Who is minding the Store?
If the NY Times can ferret out this alleged abuse without even understanding how billing works, why can’t CMS? Every one of these Therapy claims was paid by the same Medicare Administrative Carrier (MAC). It is the MAC’s job to screen claims for ‘reasonableness’.
All we can be certain of is that this public reporting will lead to even more onerous regulations.
Who will Suffer?
Be certain that CMS and their investigative arm, the OIG, will come up with new regulations to prevent fraud – at the expense of the universe of hardworking, honest providers.
Consider the epidemic of Home Health Certification Fraud. CMS assumes that Jacques Roy, MD is typical of his peers – personally referring 11,000 patients to Home Care agencies in Dallas, TX. At least that’s what you’d suspect based on the massive efforts CMS has undertaken to assure Physicians find it increasingly difficult to make home care referrals. The PPACA mandated that Physicians document Face to Face contact with a patient referred to Home Health (language highlighted below). That was secondary to earlier Home Health referral scandals.
|in the case of a certification after January 1, 2010, prior to making such certification the physician must document that the physician, or a nurse practitioner or clinical nurse specialist (as those terms are defined in section1861(aa)(5)) who is working in collaboration with the physician in accordance with State law, or a certified nurse-midwife (as defined in section 1861(gg)) as authorized by State law, or a physician assistant (as defined in section 1861(aa)(5)) under the supervision of the physician, has had a face-to-face encounter (including through use of telehealth and other than with respect to encounters that are incident to services involved) with the individual during the 6-month period preceding such certification, or other reasonable timeframe as determined by the Secretary|
Physicians think this added certification step is a pain because it isn’t part of the typical workflow for patient visits. But we understand how a reasonable 3rd party observer can conclude that safeguards are needed to protect the public’s money.

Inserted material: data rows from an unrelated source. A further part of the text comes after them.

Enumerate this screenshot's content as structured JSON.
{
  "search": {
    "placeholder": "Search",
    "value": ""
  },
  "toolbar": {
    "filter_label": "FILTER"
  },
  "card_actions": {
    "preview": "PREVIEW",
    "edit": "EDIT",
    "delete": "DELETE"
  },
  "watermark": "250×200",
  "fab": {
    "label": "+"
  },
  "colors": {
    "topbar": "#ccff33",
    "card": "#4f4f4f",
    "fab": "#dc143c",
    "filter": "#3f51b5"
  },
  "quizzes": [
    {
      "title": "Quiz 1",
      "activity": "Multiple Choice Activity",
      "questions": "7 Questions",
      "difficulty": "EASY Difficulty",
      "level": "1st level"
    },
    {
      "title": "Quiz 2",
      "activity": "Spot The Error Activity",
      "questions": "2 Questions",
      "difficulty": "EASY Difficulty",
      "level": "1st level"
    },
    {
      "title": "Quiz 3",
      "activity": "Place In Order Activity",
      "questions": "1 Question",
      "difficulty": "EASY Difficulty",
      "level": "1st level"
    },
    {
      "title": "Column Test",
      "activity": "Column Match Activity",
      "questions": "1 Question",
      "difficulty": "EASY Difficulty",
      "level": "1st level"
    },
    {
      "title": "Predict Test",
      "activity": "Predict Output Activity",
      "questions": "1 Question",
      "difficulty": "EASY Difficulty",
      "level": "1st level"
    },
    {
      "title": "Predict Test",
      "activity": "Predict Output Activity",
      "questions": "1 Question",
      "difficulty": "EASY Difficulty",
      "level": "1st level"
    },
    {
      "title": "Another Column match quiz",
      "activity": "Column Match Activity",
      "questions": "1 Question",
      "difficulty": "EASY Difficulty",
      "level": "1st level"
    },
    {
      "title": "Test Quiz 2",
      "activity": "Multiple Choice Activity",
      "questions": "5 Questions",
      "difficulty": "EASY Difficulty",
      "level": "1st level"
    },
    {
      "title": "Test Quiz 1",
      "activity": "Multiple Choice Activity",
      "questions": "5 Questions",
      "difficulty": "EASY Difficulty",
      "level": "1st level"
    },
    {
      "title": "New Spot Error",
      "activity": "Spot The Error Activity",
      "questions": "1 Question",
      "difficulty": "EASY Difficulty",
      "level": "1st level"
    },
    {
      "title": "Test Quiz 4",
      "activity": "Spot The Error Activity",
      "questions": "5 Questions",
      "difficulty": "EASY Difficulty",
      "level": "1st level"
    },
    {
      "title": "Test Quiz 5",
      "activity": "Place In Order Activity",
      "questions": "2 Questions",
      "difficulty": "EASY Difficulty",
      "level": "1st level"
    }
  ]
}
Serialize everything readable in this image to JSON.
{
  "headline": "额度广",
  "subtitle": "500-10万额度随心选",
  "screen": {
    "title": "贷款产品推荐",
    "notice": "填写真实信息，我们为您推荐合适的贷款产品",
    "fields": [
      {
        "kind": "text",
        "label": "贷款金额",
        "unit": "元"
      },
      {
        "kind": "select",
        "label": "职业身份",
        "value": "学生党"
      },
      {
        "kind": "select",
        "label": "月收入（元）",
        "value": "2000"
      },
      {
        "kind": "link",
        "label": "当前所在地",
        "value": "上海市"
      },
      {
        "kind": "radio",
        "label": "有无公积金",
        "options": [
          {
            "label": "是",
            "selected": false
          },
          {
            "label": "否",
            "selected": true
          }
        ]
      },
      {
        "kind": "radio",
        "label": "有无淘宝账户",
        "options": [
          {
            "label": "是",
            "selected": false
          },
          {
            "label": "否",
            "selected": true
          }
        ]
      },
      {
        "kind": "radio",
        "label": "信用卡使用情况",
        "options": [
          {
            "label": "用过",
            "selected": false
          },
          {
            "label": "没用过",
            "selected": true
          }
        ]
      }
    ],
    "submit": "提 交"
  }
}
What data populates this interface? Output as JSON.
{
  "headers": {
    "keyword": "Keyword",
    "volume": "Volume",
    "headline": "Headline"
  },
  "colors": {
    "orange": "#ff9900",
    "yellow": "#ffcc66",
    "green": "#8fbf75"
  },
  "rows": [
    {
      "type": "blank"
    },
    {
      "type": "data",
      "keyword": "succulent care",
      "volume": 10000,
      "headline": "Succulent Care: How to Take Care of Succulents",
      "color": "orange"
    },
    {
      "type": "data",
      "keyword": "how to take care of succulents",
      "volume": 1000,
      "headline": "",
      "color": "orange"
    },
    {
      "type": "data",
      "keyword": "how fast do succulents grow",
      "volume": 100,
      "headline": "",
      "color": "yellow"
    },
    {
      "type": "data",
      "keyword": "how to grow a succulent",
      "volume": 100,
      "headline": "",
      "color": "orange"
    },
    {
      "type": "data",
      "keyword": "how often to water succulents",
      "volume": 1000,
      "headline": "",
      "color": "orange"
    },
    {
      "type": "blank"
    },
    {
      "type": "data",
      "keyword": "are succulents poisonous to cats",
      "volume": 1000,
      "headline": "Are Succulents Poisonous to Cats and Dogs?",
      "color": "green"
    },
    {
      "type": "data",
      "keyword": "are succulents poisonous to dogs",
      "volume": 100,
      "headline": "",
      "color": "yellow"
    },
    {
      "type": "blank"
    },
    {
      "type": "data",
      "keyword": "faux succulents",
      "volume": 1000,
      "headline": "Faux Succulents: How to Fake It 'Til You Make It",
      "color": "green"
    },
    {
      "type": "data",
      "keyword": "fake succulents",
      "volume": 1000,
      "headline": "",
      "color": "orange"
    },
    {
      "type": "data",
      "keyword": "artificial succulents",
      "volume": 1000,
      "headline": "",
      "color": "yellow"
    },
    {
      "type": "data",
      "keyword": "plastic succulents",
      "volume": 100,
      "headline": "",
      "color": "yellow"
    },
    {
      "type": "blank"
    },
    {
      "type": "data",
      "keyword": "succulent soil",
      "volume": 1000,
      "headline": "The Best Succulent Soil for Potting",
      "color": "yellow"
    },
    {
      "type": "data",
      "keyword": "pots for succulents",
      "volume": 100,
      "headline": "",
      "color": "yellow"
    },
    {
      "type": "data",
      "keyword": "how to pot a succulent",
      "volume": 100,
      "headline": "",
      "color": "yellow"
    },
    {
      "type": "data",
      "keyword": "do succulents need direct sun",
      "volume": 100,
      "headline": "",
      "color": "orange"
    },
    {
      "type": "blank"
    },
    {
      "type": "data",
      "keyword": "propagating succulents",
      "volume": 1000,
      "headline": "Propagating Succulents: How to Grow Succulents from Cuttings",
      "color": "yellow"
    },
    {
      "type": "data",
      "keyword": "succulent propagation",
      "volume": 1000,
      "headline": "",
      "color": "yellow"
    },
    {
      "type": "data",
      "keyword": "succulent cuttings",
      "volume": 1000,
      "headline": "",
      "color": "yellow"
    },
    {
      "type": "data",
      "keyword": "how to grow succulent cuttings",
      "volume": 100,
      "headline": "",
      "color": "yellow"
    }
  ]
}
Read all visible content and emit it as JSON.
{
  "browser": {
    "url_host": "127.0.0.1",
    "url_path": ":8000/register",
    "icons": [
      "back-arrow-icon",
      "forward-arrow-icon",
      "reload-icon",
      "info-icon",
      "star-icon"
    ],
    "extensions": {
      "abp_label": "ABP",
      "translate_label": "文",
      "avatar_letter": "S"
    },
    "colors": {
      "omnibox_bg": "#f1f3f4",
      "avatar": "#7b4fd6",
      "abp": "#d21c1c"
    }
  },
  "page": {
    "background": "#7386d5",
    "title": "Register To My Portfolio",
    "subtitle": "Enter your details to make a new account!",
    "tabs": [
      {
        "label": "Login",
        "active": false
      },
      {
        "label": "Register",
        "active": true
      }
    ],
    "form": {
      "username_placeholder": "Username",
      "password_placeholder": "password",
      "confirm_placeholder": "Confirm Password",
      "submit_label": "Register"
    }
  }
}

So, it’s now 4 years after passage of the law and the OIG is alarmed that Physicians documentation of the Face to Face requirement is ‘inadequate’. Their April 2014 report “LIMITED COMPLIANCE WITH
MEDICARE’S HOME HEALTH FACE-TO-FACE DOCUMENTATION REQUIREMENTS” shows how the OIG and CMS policy staff play off each other to create needless complexity.
The CMS response to the OIG report– an unbelievable proposal for an EHR Template for the F2F documentation. This is 6 pages long draft template that contemplates the Physician documenting every element of the Home Health Certification form. If this becomes the new standard of documentation, patients simply won’t be referred to Home Health – no Physician would have the time for this silliness.
This is another CMS/OIG ‘solution’ for a problem that doesn’t exist. All this accomplishes is to build another barrier for honest physicians to order a valuable service that can reduce hospitalization rates.
Physicians and Home Health Agencies bent on defrauding the government will have an additional form to complete on the path to getting paid.
Isn’t it time for CMS to use the kind of fraud detection tools the Credit Card industry has embraced for years? Look for the crooks, don’t punish the 99% of the provider community trying to do more with less and less.
Providers shouldn’t suffer the burden of CMS’s inability to manage its own claims payment history.